Balance

Earlier this week I started a blog post about meal prepping, and how it has been a life saver since starting back at work, but ultimately found myself not being able to finish it. Don’t get me wrong, it’s nothing short of amazing because it saves me so.much.time.  But I think overall, my issue lately has been balance.  I can’t find it. I can’t keep it when I do find it.  I’m sure it will get easier, but it’s been exhausting!

Now I don’t want to sound whiny, because I love that I found a job and am working again.  It may not be my ideal job, or even a money maker, but the company overall is SO great.  It’s just been tough to jump back into it all while trying to maintain everything I was doing when I wasn’t working.

I’ve been waking up everyday at 5:45 to do my 21 day fix extreme videos (killer), showering, waking up Beta and taking her for a walk, feeding her, working, running, crocheting, trying to cook dinner, clean up, training Beta, crochet some more and passing out.  I’m literally sitting in a pile of yarn right now because I am too lazy to clean it up.  Sidenote: I’m SO grateful for all the support I’ve gotten opening my etsy shop- I have a bunch of orders to fulfill over the next couple months which has been keeping me busy and motivated!

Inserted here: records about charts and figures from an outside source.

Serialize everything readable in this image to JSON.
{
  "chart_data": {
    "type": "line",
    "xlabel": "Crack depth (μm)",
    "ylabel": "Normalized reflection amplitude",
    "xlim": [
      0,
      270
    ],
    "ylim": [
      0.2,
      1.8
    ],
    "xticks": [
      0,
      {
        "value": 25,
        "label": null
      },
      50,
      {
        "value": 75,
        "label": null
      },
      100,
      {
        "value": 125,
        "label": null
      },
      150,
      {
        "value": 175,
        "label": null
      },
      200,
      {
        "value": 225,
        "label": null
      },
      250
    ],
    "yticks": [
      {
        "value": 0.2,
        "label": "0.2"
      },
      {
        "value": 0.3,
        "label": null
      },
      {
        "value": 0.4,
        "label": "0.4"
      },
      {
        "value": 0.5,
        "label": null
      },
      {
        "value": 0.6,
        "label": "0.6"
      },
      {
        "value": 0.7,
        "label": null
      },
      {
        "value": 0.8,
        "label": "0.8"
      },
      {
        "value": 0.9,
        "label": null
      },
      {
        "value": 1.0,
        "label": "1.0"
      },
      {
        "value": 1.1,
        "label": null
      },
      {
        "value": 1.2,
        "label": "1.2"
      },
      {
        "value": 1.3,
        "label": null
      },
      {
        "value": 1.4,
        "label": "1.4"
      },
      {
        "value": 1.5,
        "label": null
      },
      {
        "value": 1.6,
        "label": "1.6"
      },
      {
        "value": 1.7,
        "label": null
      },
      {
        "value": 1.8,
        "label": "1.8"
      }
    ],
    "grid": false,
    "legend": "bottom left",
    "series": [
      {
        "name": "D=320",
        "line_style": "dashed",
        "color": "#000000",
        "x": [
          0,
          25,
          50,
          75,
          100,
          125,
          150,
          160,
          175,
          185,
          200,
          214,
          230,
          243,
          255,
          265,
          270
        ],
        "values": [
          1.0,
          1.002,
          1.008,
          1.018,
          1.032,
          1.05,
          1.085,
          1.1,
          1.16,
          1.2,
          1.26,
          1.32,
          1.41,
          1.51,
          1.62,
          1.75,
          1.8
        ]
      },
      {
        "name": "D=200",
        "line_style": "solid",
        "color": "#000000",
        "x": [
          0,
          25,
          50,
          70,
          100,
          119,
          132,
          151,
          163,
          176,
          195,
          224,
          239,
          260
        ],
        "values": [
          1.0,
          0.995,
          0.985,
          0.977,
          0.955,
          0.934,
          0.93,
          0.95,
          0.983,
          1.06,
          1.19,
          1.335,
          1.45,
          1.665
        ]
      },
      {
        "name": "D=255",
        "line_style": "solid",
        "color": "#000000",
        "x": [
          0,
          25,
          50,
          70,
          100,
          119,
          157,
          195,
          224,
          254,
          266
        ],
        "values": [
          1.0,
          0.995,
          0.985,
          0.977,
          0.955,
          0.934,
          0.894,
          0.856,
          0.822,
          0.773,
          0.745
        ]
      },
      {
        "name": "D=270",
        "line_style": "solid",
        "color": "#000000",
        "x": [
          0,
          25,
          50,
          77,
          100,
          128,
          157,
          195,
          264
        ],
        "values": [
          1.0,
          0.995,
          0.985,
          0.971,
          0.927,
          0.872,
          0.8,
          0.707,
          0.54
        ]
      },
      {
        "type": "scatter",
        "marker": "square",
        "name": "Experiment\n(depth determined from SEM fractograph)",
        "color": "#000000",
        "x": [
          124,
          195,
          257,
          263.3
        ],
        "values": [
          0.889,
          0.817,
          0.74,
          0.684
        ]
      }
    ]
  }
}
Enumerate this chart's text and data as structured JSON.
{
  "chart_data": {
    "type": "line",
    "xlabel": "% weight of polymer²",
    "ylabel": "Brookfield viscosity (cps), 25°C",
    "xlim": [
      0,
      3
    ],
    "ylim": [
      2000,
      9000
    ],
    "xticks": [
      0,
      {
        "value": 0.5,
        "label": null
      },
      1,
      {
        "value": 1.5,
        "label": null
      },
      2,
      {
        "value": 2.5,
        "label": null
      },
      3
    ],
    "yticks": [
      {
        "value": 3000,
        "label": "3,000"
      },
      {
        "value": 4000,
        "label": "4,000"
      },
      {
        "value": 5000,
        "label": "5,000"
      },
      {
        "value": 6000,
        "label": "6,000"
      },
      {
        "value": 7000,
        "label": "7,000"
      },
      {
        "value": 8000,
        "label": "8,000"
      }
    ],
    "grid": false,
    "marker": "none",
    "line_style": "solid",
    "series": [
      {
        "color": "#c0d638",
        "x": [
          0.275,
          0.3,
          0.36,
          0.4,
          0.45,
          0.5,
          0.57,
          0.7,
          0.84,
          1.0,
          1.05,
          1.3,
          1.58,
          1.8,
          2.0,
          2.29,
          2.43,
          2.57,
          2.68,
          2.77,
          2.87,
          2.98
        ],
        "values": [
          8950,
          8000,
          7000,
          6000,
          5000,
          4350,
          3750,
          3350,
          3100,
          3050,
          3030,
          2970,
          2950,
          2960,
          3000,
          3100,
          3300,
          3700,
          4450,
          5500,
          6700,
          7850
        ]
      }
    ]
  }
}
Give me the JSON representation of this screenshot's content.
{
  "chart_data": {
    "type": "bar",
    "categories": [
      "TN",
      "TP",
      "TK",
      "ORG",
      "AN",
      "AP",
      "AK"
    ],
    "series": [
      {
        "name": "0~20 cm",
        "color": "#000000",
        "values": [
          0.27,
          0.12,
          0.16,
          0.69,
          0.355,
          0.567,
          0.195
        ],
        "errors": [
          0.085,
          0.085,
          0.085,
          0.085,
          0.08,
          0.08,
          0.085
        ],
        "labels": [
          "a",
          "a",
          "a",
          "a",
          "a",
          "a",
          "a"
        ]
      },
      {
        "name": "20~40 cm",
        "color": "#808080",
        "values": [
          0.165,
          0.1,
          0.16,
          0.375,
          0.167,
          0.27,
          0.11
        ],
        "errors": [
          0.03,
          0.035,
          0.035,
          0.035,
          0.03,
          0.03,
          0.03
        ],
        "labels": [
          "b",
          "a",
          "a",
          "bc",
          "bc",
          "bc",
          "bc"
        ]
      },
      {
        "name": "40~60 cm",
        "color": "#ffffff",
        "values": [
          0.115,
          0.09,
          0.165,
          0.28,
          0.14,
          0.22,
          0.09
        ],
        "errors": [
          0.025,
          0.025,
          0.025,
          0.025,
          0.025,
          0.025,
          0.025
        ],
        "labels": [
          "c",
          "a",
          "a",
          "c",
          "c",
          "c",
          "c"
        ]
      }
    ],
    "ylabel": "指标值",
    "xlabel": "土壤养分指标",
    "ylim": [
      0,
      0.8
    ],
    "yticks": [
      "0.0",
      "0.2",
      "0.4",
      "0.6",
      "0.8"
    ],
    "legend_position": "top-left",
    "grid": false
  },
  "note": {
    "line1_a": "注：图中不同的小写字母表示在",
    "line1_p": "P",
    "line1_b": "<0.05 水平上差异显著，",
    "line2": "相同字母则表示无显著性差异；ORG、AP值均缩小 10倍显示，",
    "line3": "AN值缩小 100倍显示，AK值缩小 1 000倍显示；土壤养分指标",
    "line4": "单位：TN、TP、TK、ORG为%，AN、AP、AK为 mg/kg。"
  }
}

But I hate feeling disorganized.  Clutter makes me cringe.  Dirty kitchens make me crazy.  But lately these things are a part of my everyday life.  I’ve decided to put together a list to try and help me with this issue, before I go off my rocker.

  1. Disconnect- pros and cons to this. I like being social, keeping up with people, but it is so distracting.
  2. Listen to my body- I don’t actually need to double up on my workouts in the morning and afternoon.
  3. If it can be done in two minutes, just do it- like this yarn I’m sitting in.
  4. Go to bed earlier.
  5. Eat better- I do a great job of eating at work (although it’s constant- it’s healthy) but the second I get home it’s over. I’m such a snacker, and Chris was complaining there are no cookies in the house, sigh.

I feel like I’m on the right track, but I’ve got to just start practicing what I preach!  Hopefully some mountain therapy will help 🙂

Does anyone have any suggestions or want to share ways they keep life in balance?!